The game seamlessly merges all the fun of a first-person shooter with that of a third-person adventure game, boasts a brilliant storyline and features eye-popping graphics.

The action takes place in an imaginary spaghetti-western-like world shared by peace-loving chicken-like people and gruff bulldog-like ornery outlaws.

Players take on the roll of Stranger, a bounty hunter of unknown origins and quite ungainly appearance, as he sets out to rid the town of bands of desperados who have been terrorizing the chicken people and stealing everything that's not nailed down.

Stranger collects the bounty for each outlaw he captures, be it dead or alive, and with his loot is able to purchase items such a binoculars, extra ammo pouches and so on from the general store. Unlike shooters that allow players to acquire bigger and better weaponry as they progress, Stranger totes the same critter-firing crossbow from beginning to end.

The crossbow is just one of the game's many unique features: Instead of firing bullets, Stranger loads his firepower with a wide array of bugs and creatures. Lightening bugs, talking squirrels and spiders, to name but a few of the ammo-creatures, all have their own special characteristics and allow Stranger to snare, slay or trick his enemies depending on the situation.

Players will spend much of their time running, shooting, kicking or punching, but the absorbing storyline, which is played out through cut screens, is never far away. It takes a few levels before players learn that Stranger is not simply a bounty hunter, but it is worth the wait; the more players learn about Stranger and his hidden agenda, the more addictive the game becomes.

Anyone familiar with the Marvel comic book hero will know that Detective Frank Castle's family was viciously murdered by the mob and as a result of this bloodbath, Castle is hellbent on revenge. He has become obsessed with blasting and bagging bad guys wherever and whomever they are.

THQ's The Punisher allows gamers to take on the roll of Castle as he brings down the mob by raiding its crack houses and busting its chop-shops.
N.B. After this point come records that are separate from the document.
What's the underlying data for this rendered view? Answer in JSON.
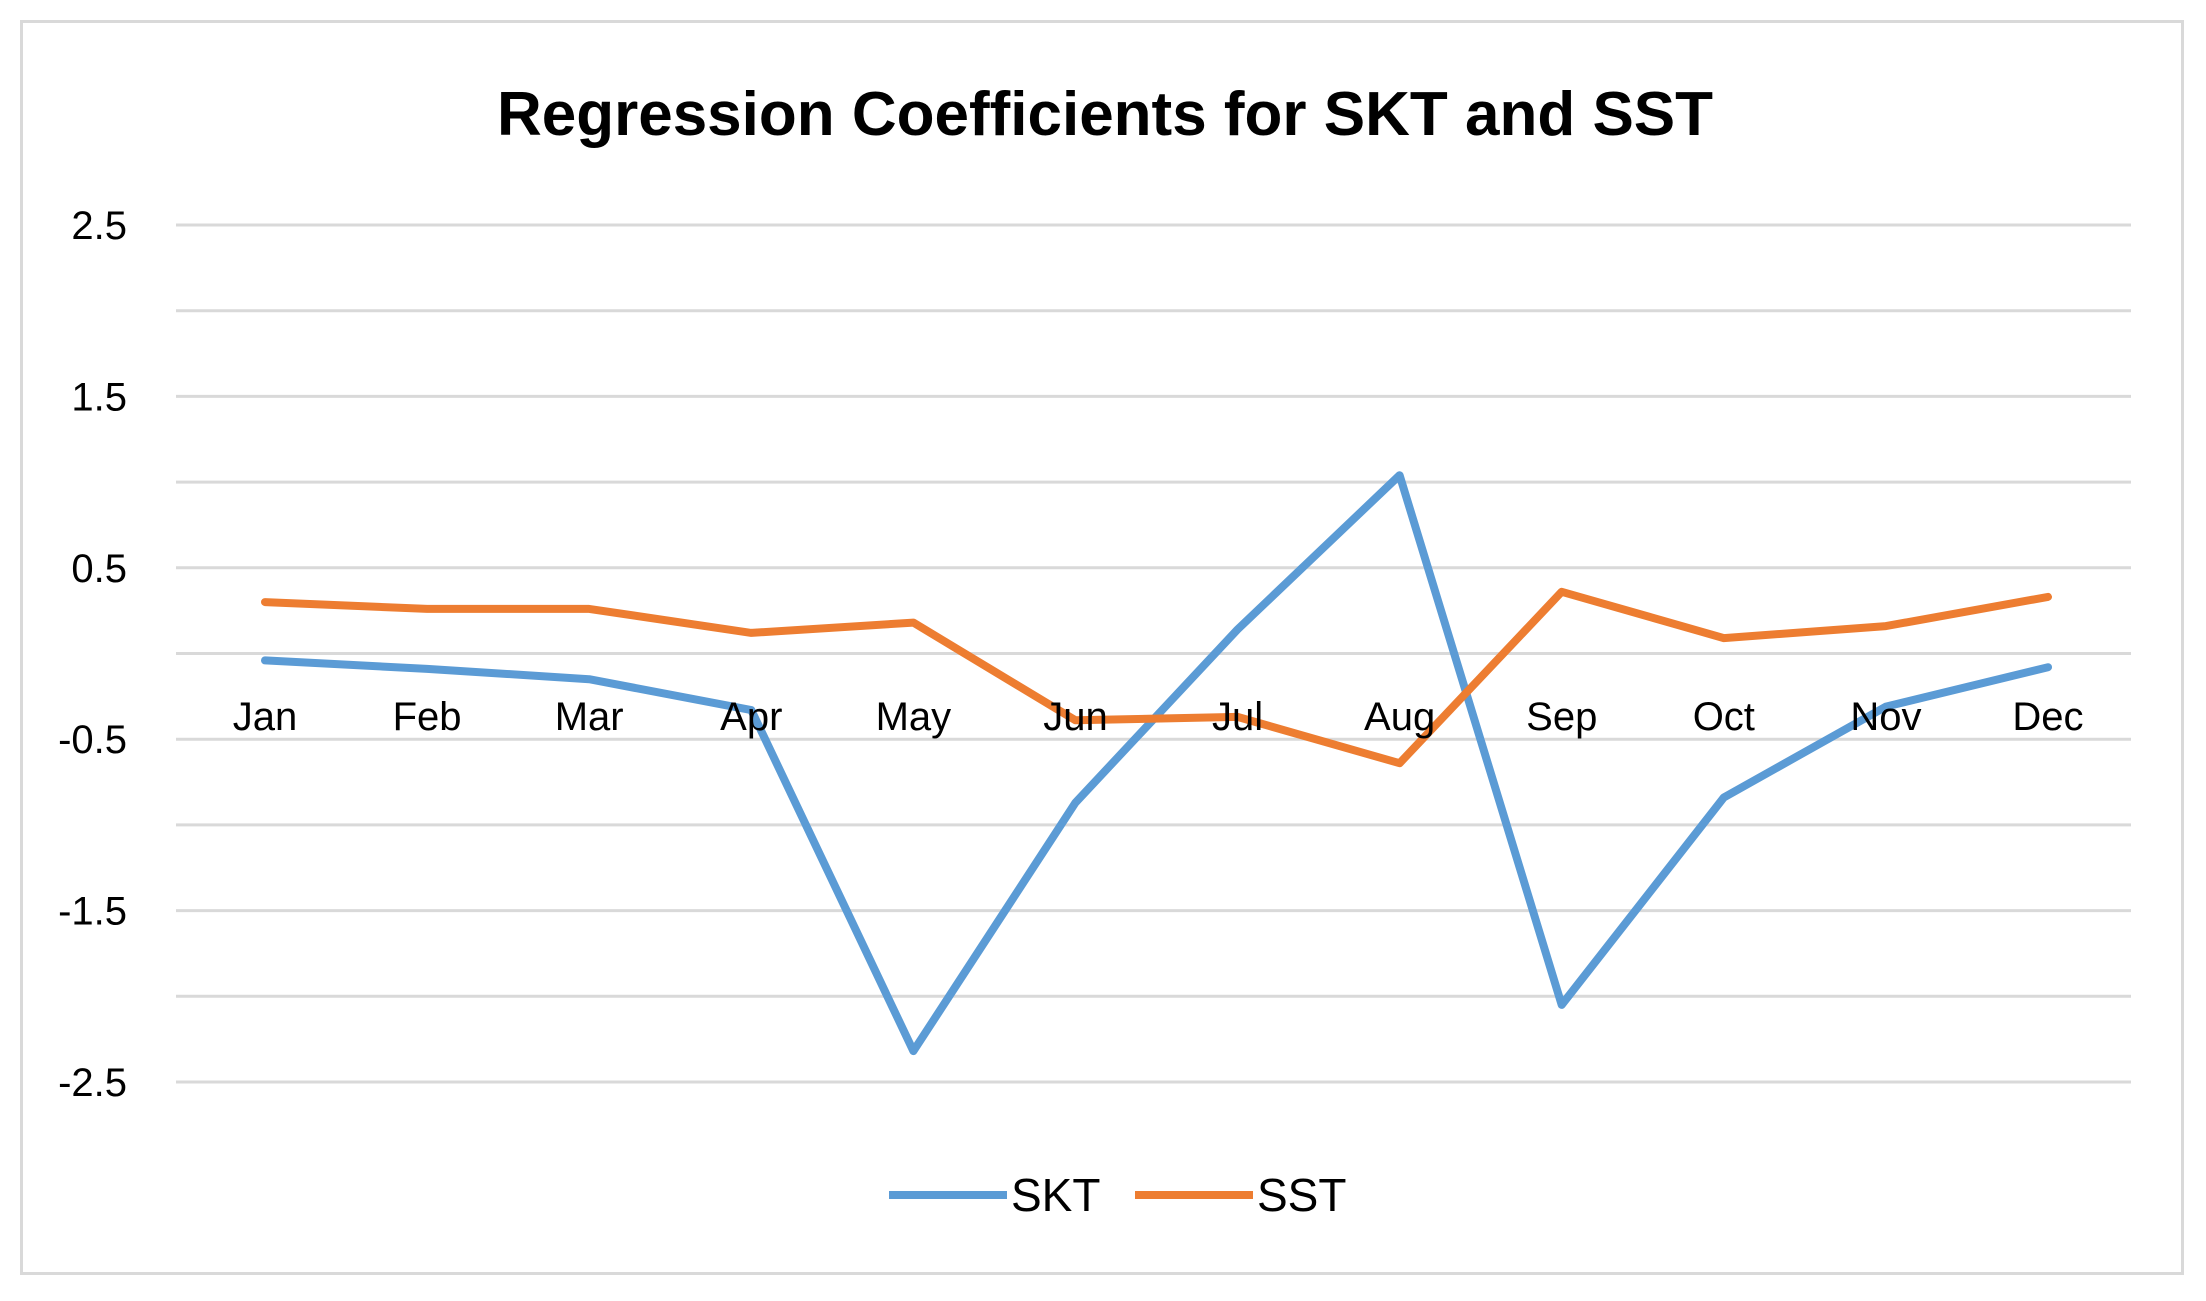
{
  "chart_data": {
    "type": "line",
    "title": "Regression Coefficients for SKT and SST",
    "xlabel": "",
    "ylabel": "",
    "categories": [
      "Jan",
      "Feb",
      "Mar",
      "Apr",
      "May",
      "Jun",
      "Jul",
      "Aug",
      "Sep",
      "Oct",
      "Nov",
      "Dec"
    ],
    "y_ticks": [
      "2.5",
      "1.5",
      "0.5",
      "-0.5",
      "-1.5",
      "-2.5"
    ],
    "ylim": [
      -2.5,
      2.5
    ],
    "y_tick_step": 1,
    "grid": true,
    "legend_position": "bottom",
    "series": [
      {
        "name": "SKT",
        "color": "#5b9bd5",
        "values": [
          -0.04,
          -0.09,
          -0.15,
          -0.33,
          -2.32,
          -0.87,
          0.14,
          1.04,
          -2.05,
          -0.84,
          -0.31,
          -0.08
        ]
      },
      {
        "name": "SST",
        "color": "#ed7d31",
        "values": [
          0.3,
          0.26,
          0.26,
          0.12,
          0.18,
          -0.39,
          -0.37,
          -0.64,
          0.36,
          0.09,
          0.16,
          0.33
        ]
      }
    ]
  }
}
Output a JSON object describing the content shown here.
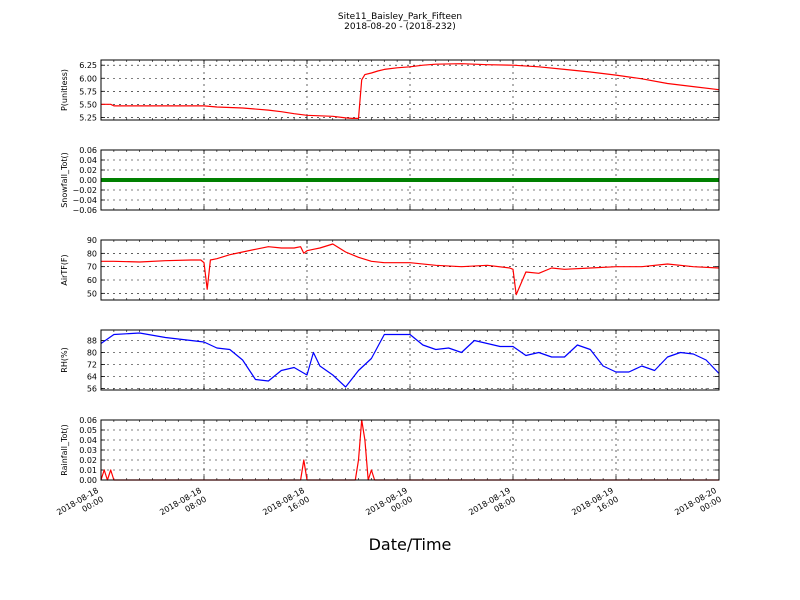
{
  "figure": {
    "title": "Site11_Baisley_Park_Fifteen",
    "subtitle": "2018-08-20 - (2018-232)",
    "xlabel": "Date/Time"
  },
  "chart_data": [
    {
      "type": "line",
      "ylabel": "P(unitless)",
      "color": "#ff0000",
      "xlim": [
        "2018-08-18 00:00",
        "2018-08-20 00:00"
      ],
      "ylim": [
        5.2,
        6.35
      ],
      "yticks": [
        5.25,
        5.5,
        5.75,
        6.0,
        6.25
      ],
      "ytick_labels": [
        "5.25",
        "5.50",
        "5.75",
        "6.00",
        "6.25"
      ],
      "grid": true,
      "x": [
        "2018-08-18 00:00",
        "2018-08-18 00:45",
        "2018-08-18 01:00",
        "2018-08-18 03:00",
        "2018-08-18 06:00",
        "2018-08-18 08:00",
        "2018-08-18 09:00",
        "2018-08-18 11:00",
        "2018-08-18 13:00",
        "2018-08-18 14:00",
        "2018-08-18 15:00",
        "2018-08-18 16:00",
        "2018-08-18 17:00",
        "2018-08-18 18:00",
        "2018-08-18 19:00",
        "2018-08-18 19:30",
        "2018-08-18 20:00",
        "2018-08-18 20:15",
        "2018-08-18 20:30",
        "2018-08-18 21:00",
        "2018-08-18 21:30",
        "2018-08-18 22:00",
        "2018-08-18 23:00",
        "2018-08-19 00:00",
        "2018-08-19 01:00",
        "2018-08-19 02:00",
        "2018-08-19 04:00",
        "2018-08-19 06:00",
        "2018-08-19 08:00",
        "2018-08-19 10:00",
        "2018-08-19 12:00",
        "2018-08-19 14:00",
        "2018-08-19 16:00",
        "2018-08-19 18:00",
        "2018-08-19 20:00",
        "2018-08-19 22:00",
        "2018-08-20 00:00"
      ],
      "y": [
        5.5,
        5.5,
        5.47,
        5.47,
        5.47,
        5.47,
        5.45,
        5.43,
        5.39,
        5.36,
        5.32,
        5.29,
        5.28,
        5.27,
        5.24,
        5.23,
        5.23,
        5.97,
        6.07,
        6.1,
        6.14,
        6.17,
        6.2,
        6.22,
        6.25,
        6.27,
        6.28,
        6.26,
        6.25,
        6.22,
        6.17,
        6.12,
        6.06,
        5.99,
        5.9,
        5.84,
        5.78
      ]
    },
    {
      "type": "line",
      "ylabel": "Snowfall_Tot()",
      "color": "#008000",
      "xlim": [
        "2018-08-18 00:00",
        "2018-08-20 00:00"
      ],
      "ylim": [
        -0.06,
        0.06
      ],
      "yticks": [
        -0.06,
        -0.04,
        -0.02,
        0.0,
        0.02,
        0.04,
        0.06
      ],
      "ytick_labels": [
        "−0.06",
        "−0.04",
        "−0.02",
        "0.00",
        "0.02",
        "0.04",
        "0.06"
      ],
      "grid": true,
      "x": [
        "2018-08-18 00:00",
        "2018-08-20 00:00"
      ],
      "y": [
        0.0,
        0.0
      ]
    },
    {
      "type": "line",
      "ylabel": "AirTF(F)",
      "color": "#ff0000",
      "xlim": [
        "2018-08-18 00:00",
        "2018-08-20 00:00"
      ],
      "ylim": [
        45,
        90
      ],
      "yticks": [
        50,
        60,
        70,
        80,
        90
      ],
      "ytick_labels": [
        "50",
        "60",
        "70",
        "80",
        "90"
      ],
      "grid": true,
      "x": [
        "2018-08-18 00:00",
        "2018-08-18 01:00",
        "2018-08-18 03:00",
        "2018-08-18 05:00",
        "2018-08-18 07:00",
        "2018-08-18 07:45",
        "2018-08-18 08:00",
        "2018-08-18 08:15",
        "2018-08-18 08:30",
        "2018-08-18 09:00",
        "2018-08-18 10:00",
        "2018-08-18 11:00",
        "2018-08-18 12:00",
        "2018-08-18 13:00",
        "2018-08-18 14:00",
        "2018-08-18 15:00",
        "2018-08-18 15:30",
        "2018-08-18 15:45",
        "2018-08-18 16:00",
        "2018-08-18 16:30",
        "2018-08-18 17:00",
        "2018-08-18 18:00",
        "2018-08-18 19:00",
        "2018-08-18 20:00",
        "2018-08-18 21:00",
        "2018-08-18 22:00",
        "2018-08-19 00:00",
        "2018-08-19 02:00",
        "2018-08-19 04:00",
        "2018-08-19 06:00",
        "2018-08-19 07:45",
        "2018-08-19 08:00",
        "2018-08-19 08:15",
        "2018-08-19 09:00",
        "2018-08-19 10:00",
        "2018-08-19 11:00",
        "2018-08-19 12:00",
        "2018-08-19 14:00",
        "2018-08-19 16:00",
        "2018-08-19 18:00",
        "2018-08-19 20:00",
        "2018-08-19 22:00",
        "2018-08-20 00:00"
      ],
      "y": [
        74,
        74,
        73.5,
        74.5,
        75,
        75,
        73,
        53,
        75,
        76,
        79,
        81,
        83,
        85,
        84,
        84,
        85,
        80,
        82,
        83,
        84,
        87,
        81,
        77,
        74,
        73,
        73,
        71,
        70,
        71,
        69,
        68,
        49,
        66,
        65,
        69,
        68,
        69,
        70,
        70,
        72,
        70,
        69
      ]
    },
    {
      "type": "line",
      "ylabel": "RH(%)",
      "color": "#0000ff",
      "xlim": [
        "2018-08-18 00:00",
        "2018-08-20 00:00"
      ],
      "ylim": [
        55,
        95
      ],
      "yticks": [
        56,
        64,
        72,
        80,
        88
      ],
      "ytick_labels": [
        "56",
        "64",
        "72",
        "80",
        "88"
      ],
      "grid": true,
      "x": [
        "2018-08-18 00:00",
        "2018-08-18 01:00",
        "2018-08-18 03:00",
        "2018-08-18 05:00",
        "2018-08-18 07:00",
        "2018-08-18 08:00",
        "2018-08-18 09:00",
        "2018-08-18 10:00",
        "2018-08-18 11:00",
        "2018-08-18 12:00",
        "2018-08-18 13:00",
        "2018-08-18 14:00",
        "2018-08-18 15:00",
        "2018-08-18 16:00",
        "2018-08-18 16:30",
        "2018-08-18 17:00",
        "2018-08-18 18:00",
        "2018-08-18 19:00",
        "2018-08-18 20:00",
        "2018-08-18 21:00",
        "2018-08-18 22:00",
        "2018-08-19 00:00",
        "2018-08-19 01:00",
        "2018-08-19 02:00",
        "2018-08-19 03:00",
        "2018-08-19 04:00",
        "2018-08-19 05:00",
        "2018-08-19 06:00",
        "2018-08-19 07:00",
        "2018-08-19 08:00",
        "2018-08-19 09:00",
        "2018-08-19 10:00",
        "2018-08-19 11:00",
        "2018-08-19 12:00",
        "2018-08-19 13:00",
        "2018-08-19 14:00",
        "2018-08-19 15:00",
        "2018-08-19 16:00",
        "2018-08-19 17:00",
        "2018-08-19 18:00",
        "2018-08-19 19:00",
        "2018-08-19 20:00",
        "2018-08-19 21:00",
        "2018-08-19 22:00",
        "2018-08-19 23:00",
        "2018-08-20 00:00"
      ],
      "y": [
        86,
        92,
        93,
        90,
        88,
        87,
        83,
        82,
        75,
        62,
        61,
        68,
        70,
        65,
        80,
        71,
        65,
        57,
        68,
        76,
        92,
        92,
        85,
        82,
        83,
        80,
        88,
        86,
        84,
        84,
        78,
        80,
        77,
        77,
        85,
        82,
        71,
        67,
        67,
        71,
        68,
        77,
        80,
        79,
        75,
        66
      ]
    },
    {
      "type": "line",
      "ylabel": "Rainfall_Tot()",
      "color": "#ff0000",
      "xlim": [
        "2018-08-18 00:00",
        "2018-08-20 00:00"
      ],
      "ylim": [
        0.0,
        0.06
      ],
      "yticks": [
        0.0,
        0.01,
        0.02,
        0.03,
        0.04,
        0.05,
        0.06
      ],
      "ytick_labels": [
        "0.00",
        "0.01",
        "0.02",
        "0.03",
        "0.04",
        "0.05",
        "0.06"
      ],
      "grid": true,
      "xticks": [
        "2018-08-18 00:00",
        "2018-08-18 08:00",
        "2018-08-18 16:00",
        "2018-08-19 00:00",
        "2018-08-19 08:00",
        "2018-08-19 16:00",
        "2018-08-20 00:00"
      ],
      "xtick_labels": [
        [
          "2018-08-18",
          "00:00"
        ],
        [
          "2018-08-18",
          "08:00"
        ],
        [
          "2018-08-18",
          "16:00"
        ],
        [
          "2018-08-19",
          "00:00"
        ],
        [
          "2018-08-19",
          "08:00"
        ],
        [
          "2018-08-19",
          "16:00"
        ],
        [
          "2018-08-20",
          "00:00"
        ]
      ],
      "x": [
        "2018-08-18 00:00",
        "2018-08-18 00:15",
        "2018-08-18 00:30",
        "2018-08-18 00:45",
        "2018-08-18 01:00",
        "2018-08-18 01:15",
        "2018-08-18 15:30",
        "2018-08-18 15:45",
        "2018-08-18 16:00",
        "2018-08-18 19:45",
        "2018-08-18 20:00",
        "2018-08-18 20:15",
        "2018-08-18 20:30",
        "2018-08-18 20:45",
        "2018-08-18 21:00",
        "2018-08-18 21:15",
        "2018-08-20 00:00"
      ],
      "y": [
        0,
        0.01,
        0,
        0.01,
        0,
        0,
        0,
        0.02,
        0,
        0,
        0.02,
        0.06,
        0.04,
        0,
        0.01,
        0,
        0
      ]
    }
  ]
}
Of course, this is done by employing as much force and/or firepower as possible. Additional firearms are collected along the way and as the game progresses so does Castle's arsenal. From handguns to flamethrowers and a very useful sniper-rifle, players get to kill hoodlums in many different and innovative ways .

While many aspects of The Punisher's game play are standard issue, the game's interrogation and human shield modes add spice to what is basically a linear first-person shooter. Once he's nabbed a bad guy Castle can set about interrogating him.

This is, of course, a task he revels in and one that he pursues in as violent a manner as console/PC gaming sensors currently allow. As you can no doubt imagine, the human shield mode also leads to the spilling of much blood, very little of which is Castle's.

The Punisher is a fun game for those who enjoy nothing better than spending a few hours engrossed in acts of wanton violence. More forward thinking gamers, for whom the challenge is more important than the graphical content, might find The Punisher less than punishing, however. Once players have mastered single-shot kills the game tends to become a wee bit to one-sided. Enemy bullets don't do much damage and Castle is able to boost his health bar all too easily.